Like Durfey’s and Shubuck’s, each person’s patches contain stories.
PatchStop seamstress Heather Williams has heard a ton in her six years sewing them on for customers, and she loves when someone finds something they’ve been looking for.
“There was a guy last night. He was a firefighter in 9/11. He walked in and saw this patch up at the top,” Williams said, pointing to a patch with the number 343 embroidered on a firefighter’s helmet and gas mask along with the job’s tools of the trade. “His wife walked in and she started bawling.”
“There’s so many, many, many examples of stuff like that,” Williams said, wishing aloud how she’d like to video record each time she heard a memorable story at her sewing machine.
On a ride along Main Street this year, one might notice something conspicuously absent from the landscape.
The brand of the outlaw biker — denoted by the “1%” patch worn over the heart — was a rare sight. In fact, a large percentage of Main Street gawkers and partiers replaced the motorcycle club cuts with Harley Davidson sweatshirts and plain, black leather.
“Big Ben” Bowers, a member of the Leathernecks motorcycle club out of Central Florida, was one of the few wearing his colors on Main with a few of his club members.
“You know why, right?” said Bowers. “Because we’re not welcome.”
Bowers was referring to the “No Colors” rule for bars on Main. While occasionally you’ll see a few motorcycle clubs sporting their territory on their cut, the emblems are usually stowed away in bikes for a Daytona Beach run.
Bowers said even though his is a military club — United States Marine Corps, to be specific — as long as the vest is a club cut, he can’t wear it in a bar. “But we’re not going into a bar,” he said. “We’re just hanging out here.”
Too many patches?
Beyond signifying the solemn loyalty to biker clubs, patches have different meanings for different people.
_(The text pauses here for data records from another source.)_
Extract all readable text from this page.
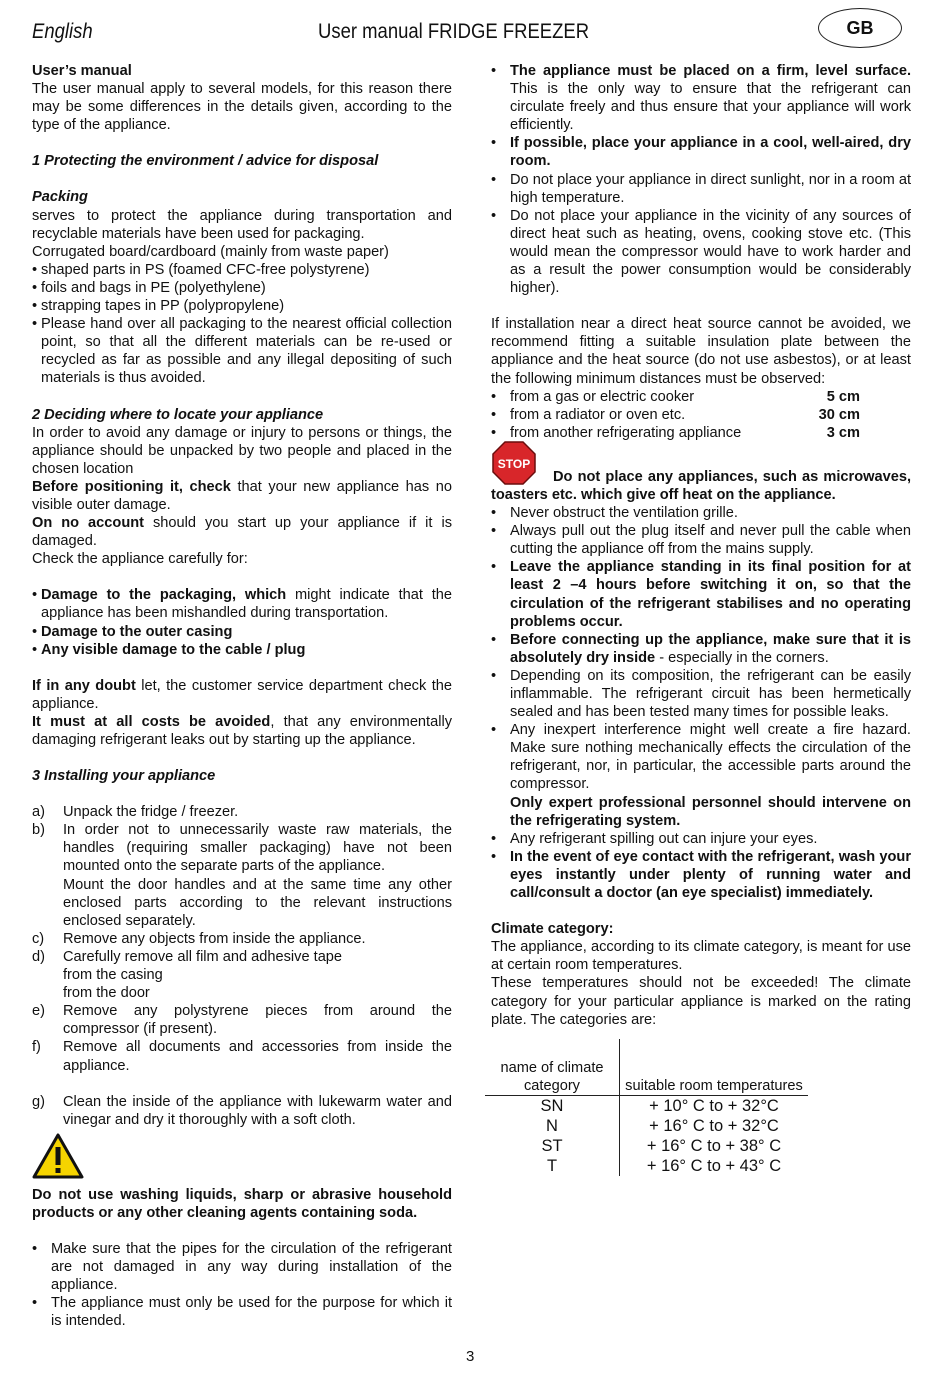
English	User manual FRIDGE FREEZER	GB

User’s manual

The user manual apply to several models, for this reason there may be some differences in the details given, according to the type of the appliance.

1 Protecting the environment / advice for disposal

Packing

serves to protect the appliance during transportation and recyclable materials have been used for packaging.

Corrugated board/cardboard (mainly from waste paper)

• shaped parts in PS (foamed CFC-free polystyrene)
• foils and bags in PE (polyethylene)
• strapping tapes in PP (polypropylene)
• Please hand over all packaging to the nearest official collection point, so that all the different materials can be re-used or recycled as far as possible and any illegal depositing of such materials is thus avoided.

2 Deciding where to locate your appliance

In order to avoid any damage or injury to persons or things, the appliance should be unpacked by two people and placed in the chosen location

Before positioning it, check that your new appliance has no visible outer damage.

On no account should you start up your appliance if it is damaged.

Check the appliance carefully for:

• Damage to the packaging, which might indicate that the appliance has been mishandled during transportation.
• Damage to the outer casing
• Any visible damage to the cable / plug

If in any doubt let, the customer service department check the appliance.

It must at all costs be avoided, that any environmentally damaging refrigerant leaks out by starting up the appliance.

3 Installing your appliance

a) Unpack the fridge / freezer.
b) In order not to unnecessarily waste raw materials, the handles (requiring smaller packaging) have not been mounted onto the separate parts of the appliance.
Mount the door handles and at the same time any other enclosed parts according to the relevant instructions enclosed separately.
c) Remove any objects from inside the appliance.
d) Carefully remove all film and adhesive tape
from the casing
from the door
e) Remove any polystyrene pieces from around the compressor (if present).
f) Remove all documents and accessories from inside the appliance.
g) Clean the inside of the appliance with lukewarm water and vinegar and dry it thoroughly with a soft cloth.

Do not use washing liquids, sharp or abrasive household products or any other cleaning agents containing soda.

• Make sure that the pipes for the circulation of the refrigerant are not damaged in any way during installation of the appliance.
• The appliance must only be used for the purpose for which it is intended.
• The appliance must be placed on a firm, level surface. This is the only way to ensure that the refrigerant can circulate freely and thus ensure that your appliance will work efficiently.
• If possible, place your appliance in a cool, well-aired, dry room.
• Do not place your appliance in direct sunlight, nor in a room at high temperature.
• Do not place your appliance in the vicinity of any sources of direct heat such as heating, ovens, cooking stove etc. (This would mean the compressor would have to work harder and as a result the power consumption would be considerably higher).

If installation near a direct heat source cannot be avoided, we recommend fitting a suitable insulation plate between the appliance and the heat source (do not use asbestos), or at least the following minimum distances must be observed:

• from a gas or electric cooker	5 cm
• from a radiator or oven etc.	30 cm
• from another refrigerating appliance	3 cm
STOP

Do not place any appliances, such as microwaves, toasters etc. which give off heat on the appliance.

• Never obstruct the ventilation grille.
• Always pull out the plug itself and never pull the cable when cutting the appliance off from the mains supply.
• Leave the appliance standing in its final position for at least 2 –4 hours before switching it on, so that the circulation of the refrigerant stabilises and no operating problems occur.
• Before connecting up the appliance, make sure that it is absolutely dry inside - especially in the corners.
• Depending on its composition, the refrigerant can be easily inflammable. The refrigerant circuit has been hermetically sealed and has been tested many times for possible leaks.
• Any inexpert interference might well create a fire hazard. Make sure nothing mechanically effects the circulation of the refrigerant, nor, in particular, the accessible parts around the compressor.
Only expert professional personnel should intervene on the refrigerating system.
• Any refrigerant spilling out can injure your eyes.
• In the event of eye contact with the refrigerant, wash your eyes instantly under plenty of running water and call/consult a doctor (an eye specialist) immediately.

Climate category:

The appliance, according to its climate category, is meant for use at certain room temperatures.

These temperatures should not be exceeded! The climate category for your particular appliance is marked on the rating plate. The categories are:

name of climate category	suitable room temperatures
SN	+ 10° C to + 32°C
N	+ 16° C to + 32°C
ST	+ 16° C to + 38° C
T	+ 16° C to + 43° C
3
“It’s about experiences,” said Larry Watkins, who was visiting Daytona from Port St. Lucie. After moving south, he noted he needs to replace his Maryland patch with a Florida one.
He also has a patch from his time stationed in the Philippines. He likes that one because that’s where he met his wife. “For everybody, it means something different,” Watkins said.
Joe Miller, who two weeks ago moved to Daytona Beach from Ohio, said he has four vests.
He has an entire vest dedicated to his involvement with the Patriot Riders, another for “odd sayings,” and yet another for his Air Force service.
The service vest is where his favorite patch lives.
“It’s in memory of my father,” Miller said. “He was in the Army for 13 years. Served in the Korean War and died of complications from Agent Orange.”